The dental polishers used in standard handpieces are rotary instruments with a metal or plastic shank. The smoothing and polishing section of the instrument is attached to the shank – whether rigidly connected or via press-on, clamp or screw connection (e.g. with mandrels). Some polishers are not active themselves and require the additional use of polishing pastes as consumable materials (in particular for prophylaxis).
Easy, clean results are produced with all other polishers. In this case the working section is made of rubber or silicone. Abrasive materials (e.g., silicon carbide or corundum and mainly diamonds are used for very hard materials, in particular ceramics) of a suitable, selected grit size are embedded in the surface or impregnate the entire working section.

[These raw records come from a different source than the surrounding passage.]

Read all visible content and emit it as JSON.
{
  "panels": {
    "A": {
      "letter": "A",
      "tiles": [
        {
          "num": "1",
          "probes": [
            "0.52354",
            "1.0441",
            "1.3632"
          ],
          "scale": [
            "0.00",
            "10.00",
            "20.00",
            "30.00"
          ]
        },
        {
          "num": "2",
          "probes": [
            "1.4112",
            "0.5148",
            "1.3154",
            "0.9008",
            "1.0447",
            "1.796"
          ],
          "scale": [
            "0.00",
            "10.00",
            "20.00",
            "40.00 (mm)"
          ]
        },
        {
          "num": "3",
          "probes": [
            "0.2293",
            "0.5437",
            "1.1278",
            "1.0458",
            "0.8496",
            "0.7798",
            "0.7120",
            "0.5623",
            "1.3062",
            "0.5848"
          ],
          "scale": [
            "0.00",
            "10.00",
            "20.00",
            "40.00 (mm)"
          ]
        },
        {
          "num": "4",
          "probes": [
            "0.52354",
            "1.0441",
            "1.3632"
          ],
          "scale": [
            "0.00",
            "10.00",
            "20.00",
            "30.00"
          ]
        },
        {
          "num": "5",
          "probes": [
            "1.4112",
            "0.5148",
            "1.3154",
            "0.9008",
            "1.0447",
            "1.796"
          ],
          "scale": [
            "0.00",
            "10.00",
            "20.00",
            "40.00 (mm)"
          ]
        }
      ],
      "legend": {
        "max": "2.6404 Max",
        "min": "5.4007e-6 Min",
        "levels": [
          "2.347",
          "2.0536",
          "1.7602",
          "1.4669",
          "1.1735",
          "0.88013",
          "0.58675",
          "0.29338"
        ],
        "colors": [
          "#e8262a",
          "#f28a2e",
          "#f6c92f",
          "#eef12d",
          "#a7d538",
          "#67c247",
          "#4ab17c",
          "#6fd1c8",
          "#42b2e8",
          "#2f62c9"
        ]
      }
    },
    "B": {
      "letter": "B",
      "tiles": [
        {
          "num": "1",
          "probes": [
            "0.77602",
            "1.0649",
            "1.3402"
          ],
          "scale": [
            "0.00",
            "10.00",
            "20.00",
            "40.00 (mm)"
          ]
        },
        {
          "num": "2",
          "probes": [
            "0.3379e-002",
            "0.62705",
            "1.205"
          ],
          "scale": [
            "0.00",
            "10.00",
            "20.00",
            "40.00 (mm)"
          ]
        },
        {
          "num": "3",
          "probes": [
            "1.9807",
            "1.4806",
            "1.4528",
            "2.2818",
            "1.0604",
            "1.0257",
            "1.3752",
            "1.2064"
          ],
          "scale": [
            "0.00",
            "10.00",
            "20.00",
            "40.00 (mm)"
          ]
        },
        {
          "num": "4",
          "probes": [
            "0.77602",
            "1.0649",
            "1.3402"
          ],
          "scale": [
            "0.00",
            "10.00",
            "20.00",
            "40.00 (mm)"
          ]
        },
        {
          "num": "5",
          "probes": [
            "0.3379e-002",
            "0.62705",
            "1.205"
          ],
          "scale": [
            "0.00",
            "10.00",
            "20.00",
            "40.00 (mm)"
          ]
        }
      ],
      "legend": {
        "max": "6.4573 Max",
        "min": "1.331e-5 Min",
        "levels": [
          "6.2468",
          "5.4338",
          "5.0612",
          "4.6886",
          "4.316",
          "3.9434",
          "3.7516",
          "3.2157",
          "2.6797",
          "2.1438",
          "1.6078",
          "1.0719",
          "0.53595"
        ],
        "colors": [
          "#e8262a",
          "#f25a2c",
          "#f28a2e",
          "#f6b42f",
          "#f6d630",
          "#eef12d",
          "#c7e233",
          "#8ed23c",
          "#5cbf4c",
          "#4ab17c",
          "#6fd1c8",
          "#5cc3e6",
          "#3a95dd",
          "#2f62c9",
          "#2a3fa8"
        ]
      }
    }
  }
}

A wide range of polisher shapes is available for different applications. Typical shapes are points, cups and discs for the dental practice and wheels, cylinders/arbor bands and torpedoes for the dental laboratory.
A dental polisher
Surfaces of materials are smoothed and polished in one or more working stages. Technically, the individual processing stages vary either in the different pressure applied and/or motor speed but mainly by using abrasives/polishers with different degrees of hardness and grit sizes (specific for each stage). Polishing techniques often differentiate between two-step pre-polishing (coarse polish) and high-lustre polishing (fine polish), depending on the material, initial condition, required final state and up to three steps. The first/coarsest step is frequently a transition from preparing/contouring; at this stage significant (macroscopic) amounts of material are still removed. In the subsequent steps the main focus of the work is more on reducing (increasingly microscopic) surface irregularities (surface roughness). The final step produces a smooth surface, in general with a silky sheen or high-lustre/shining finish. Often the different colours of the polishers facilitate the assignment of specific instruments to the respective working stages. All diamond grit polishers have uniformly standardised coloured rings for identifying the different fineness of each polishing step.
To rule out cross contamination between patients in clinical dental medical applications, preference should be given to polishers, which are either suitable for sterilisation in an autoclave to ensure safe multiple use or which are designed as single-use products from the outset (use for one single patient only).